The annual U.S. inflation rate was little changed last month, hitting 8.2% year over year compared with August's 8.3% reading as the pace of price increases remains at multidecade highs, causing pain for many households.
High prices for food, shelter and medical care sent the consumer price index for September up by 0.4%, compared to August's 0.1%, according to data the Bureau of Labor Statistics released Thursday morning.
Markets opened lower following the news as investors tried to gauge how the Federal Reserve will respond.
Inflation remains at the top of Americans' minds going into the last quarter of a year of across-the-board volatility in food, gasoline and energy prices.
While the Biden administration has sought to address the issue through measures like the Inflation Reduction Act, the provisions in that law are set to take effect over 10 years, and at least two separate models predict its actual impact on inflation will be statistically insignificant.
So the burden of bridling a stubborn inflation rate sits at the doorstep of the Federal Reserve. The central bank has already increased its benchmark rate five times this year — which included three consecutive 0.75% hikes — to make borrowing and spending money more expensive to cool off consumer demand.
At its most recent Federal Open Market Committee meeting, Fed officials largely agreed that it was better to aggressively raise interest rates now to avoid economic pain down the road.
The housing market has felt the most immediate impact of the Fed's rate-raising scheme. At nearly 7%, mortgage rates are at their highest levels in close to two decades, which has slowed home price growth in its tracks and caused prices to fall in some cities.
Comerica Bank chief economist Bill Adams said house prices and rents are likely to decline throughout the U.S. in the coming months.

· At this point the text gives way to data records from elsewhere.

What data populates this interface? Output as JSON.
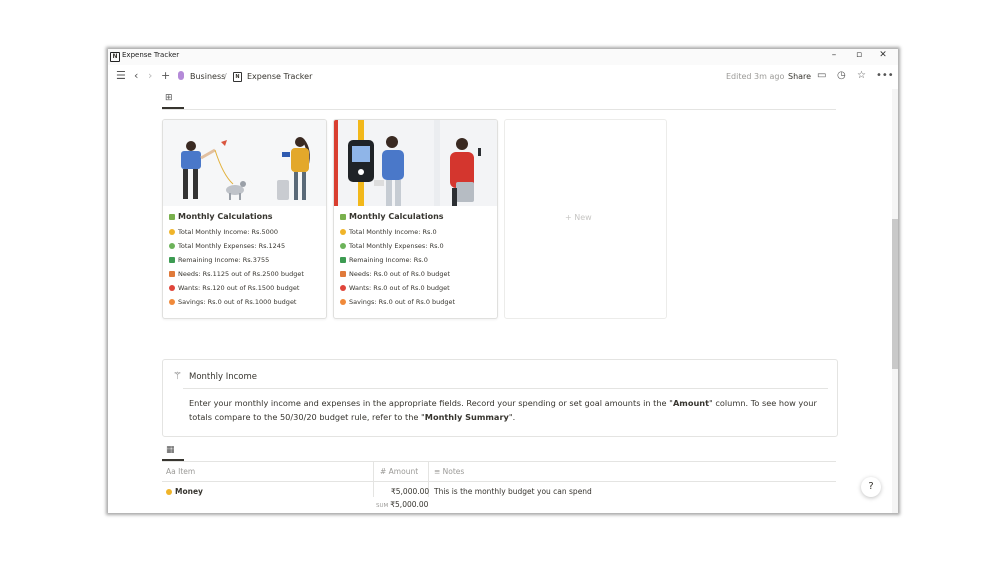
{
  "window": {
    "title": "Expense Tracker"
  },
  "topbar": {
    "breadcrumb_workspace": "Business",
    "breadcrumb_separator": "/",
    "breadcrumb_page": "Expense Tracker",
    "edited": "Edited 3m ago",
    "share": "Share"
  },
  "gallery": {
    "cards": [
      {
        "title": "Monthly Calculations",
        "lines": [
          "Total Monthly Income: Rs.5000",
          "Total Monthly Expenses: Rs.1245",
          "Remaining Income: Rs.3755",
          "Needs: Rs.1125 out of Rs.2500 budget",
          "Wants: Rs.120 out of Rs.1500 budget",
          "Savings: Rs.0 out of Rs.1000 budget"
        ]
      },
      {
        "title": "Monthly Calculations",
        "lines": [
          "Total Monthly Income: Rs.0",
          "Total Monthly Expenses: Rs.0",
          "Remaining Income: Rs.0",
          "Needs: Rs.0 out of Rs.0 budget",
          "Wants: Rs.0 out of Rs.0 budget",
          "Savings: Rs.0 out of Rs.0 budget"
        ]
      }
    ],
    "new_label": "+ New"
  },
  "callout": {
    "title": "Monthly Income",
    "body_1": "Enter your monthly income and expenses in the appropriate fields. Record your spending or set goal amounts in the \"",
    "body_bold_1": "Amount",
    "body_2": "\" column. To see how your totals compare to the 50/30/20 budget rule, refer to the \"",
    "body_bold_2": "Monthly Summary",
    "body_3": "\"."
  },
  "table": {
    "columns": {
      "item": "Aa Item",
      "amount": "# Amount",
      "notes": "≡ Notes"
    },
    "rows": [
      {
        "item": "Money",
        "amount": "₹5,000.00",
        "notes": "This is the monthly budget you can spend"
      }
    ],
    "sum_label": "SUM",
    "sum_value": "₹5,000.00"
  },
  "help": "?",
  "colors": {
    "accent_dark": "#37352f",
    "muted": "#9b9a97",
    "border": "#e4e4e2"
  }
}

What remains to be seen, he said, is whether other key costs, especially those for food, will also come down. Lowering those expenses might be out of the federal government's hands, he said.
"There's definitely still a Russia-Ukraine effect keeping food prices elevated," he said. "Commodities futures prices for grain have been high since the start of the Russian invasion."
Food costs also reflect higher energy costs, he said, and while gas price declines last month likely affected the headline inflation reading, Adams noted that pump prices have already begun to climb back up amid higher demand. In addition, OPEC+ announced last week it would cut oil production by 2 million barrels a day, which sent crude oil prices to nearly $98 last Friday.
Finally, an apparent shortage of workers has continued to put upward pressure on wages, Adams said. Last month, the unemployment rate hit 3.5%, tying the pre-pandemic low and suggesting most people who want to find work are able to do so while also commanding higher wages.
"Food price inflation is going to stay a problem in U.S. for the next couple of months," Adams said. "Wage growth in the U.S. is considerably faster than it was pre-pandemic, especially in lower-paying occupations like food services."
CORRECTION (Nov. 1, 2022, 5:20 p.m. ET): A previous version of this article misstated the name of a Federal Reserve committee. It is the Federal Open Market Committee, not Federal Open Markets Committee.